This isn’t the first post on this subject you’ve read, is it? It is undoubtedly only one in a long browser history of articles you’ve looked up, trying to learn the best way to raise a healthy and happy baby. I know – I remember being a first-time mother well. May this be the last you read – there is only the one formula you need know.
A few years ago, there were two new mothers. One was a mother of a little girl with beautiful curly hair; the other was me, mother to a baby boy with a smile that brightened every room he entered.
My friend, the first of our friendship group to give birth, chose to breastfeed her daughter for six months – then tired and disheartened by constant interrupted sleep at night, swapped breastmilk for formula. Her daughter started sleeping through the night almost instantly, in her own cot, in her own room. From infancy, all meals were home-cooked; and to my disbelief and amazement, nappies were reusable.
My son was exclusively breastfed for most of his first year, and when solids were introduced, they came from convenient squeezable packets from the local supermarket. He has always worn disposable nappies, and for better or worse, co-slept with us as often as he slept in his own cot that first year.
"When solids were introduced, they came from convenient squeezable packets from the local supermarket." Image: iStock.
It’s difficult to find similarities between our two experiences of new motherhood, but there are two worthy of note. One, that we discovered our own rhythm that was right for our baby and ourselves; and two, that had we done everything by the book, everything that we are told to expect by well-meaning nurses, our experience of motherhood would likely have been for the worse.
There is a formula for baby’s first year that is often dictated to mothers, from as early as their first appointment with their GP in pregnancy, to the first day of motherhood. The formula changes somewhat between generations and cultures, but it goes something like this - baby will be breastfed, and for the first few weeks and months, feeds will go anywhere from between half an hour to an hour. Routines ought to be like clockwork; babies should nap and sleep at the same time every day. Solids should be introduced between four to six months, and babies trained to sleep in their cots from a very young age.
As new mothers will know, the information on newborns is overwhelming. Image: iStock.

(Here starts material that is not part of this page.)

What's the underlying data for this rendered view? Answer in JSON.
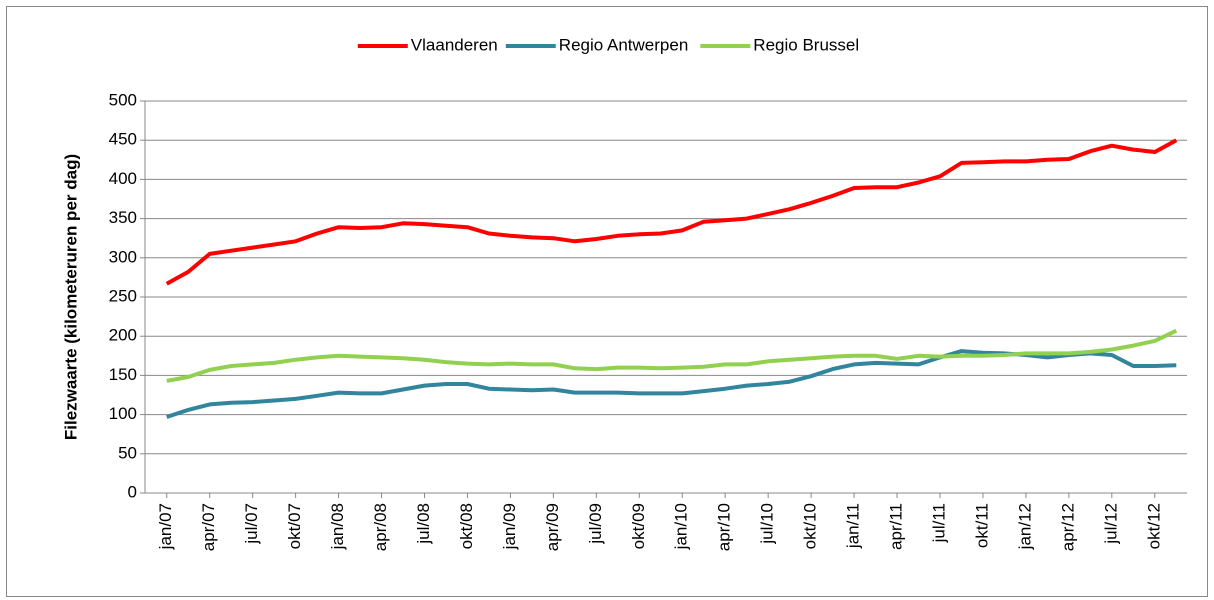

It is right that we are told these things – it is endlessly useful to have in the back of your mind an indication of the average behaviour and patterns of a newborn baby. Sometimes though, like my friend, you might try your hardest to exclusively breastfeed your baby, but their tummies are just not filled for long enough at night. Sometimes, like me, sleeping next to your newborn is the only way either of you will ever get any sleep. Sometimes it suits your baby to nap at varying times, day to day. Sometimes the formula we are prescribed just doesn’t work out.
So here’s the one formula you should rely on – your desire to be a good mother to your child will help create the fact. If any aspect of this crazy journey doesn’t go as planned – feeding, sleeping, eating – know that there are alternatives and back-up options you needn’t ever feel guilty about employing. There is no one right way to do this first year of parenthood – so do it your way.
Mother-to-be reading this – I am again pregnant, just like you. Again, there will be two new mothers. I know the formula for baby’s first year that suits me as a mother– I promise that given enough time and room for flexibility, you’ll learn yours too.
What else do you think new mothers should know for the first 12 months?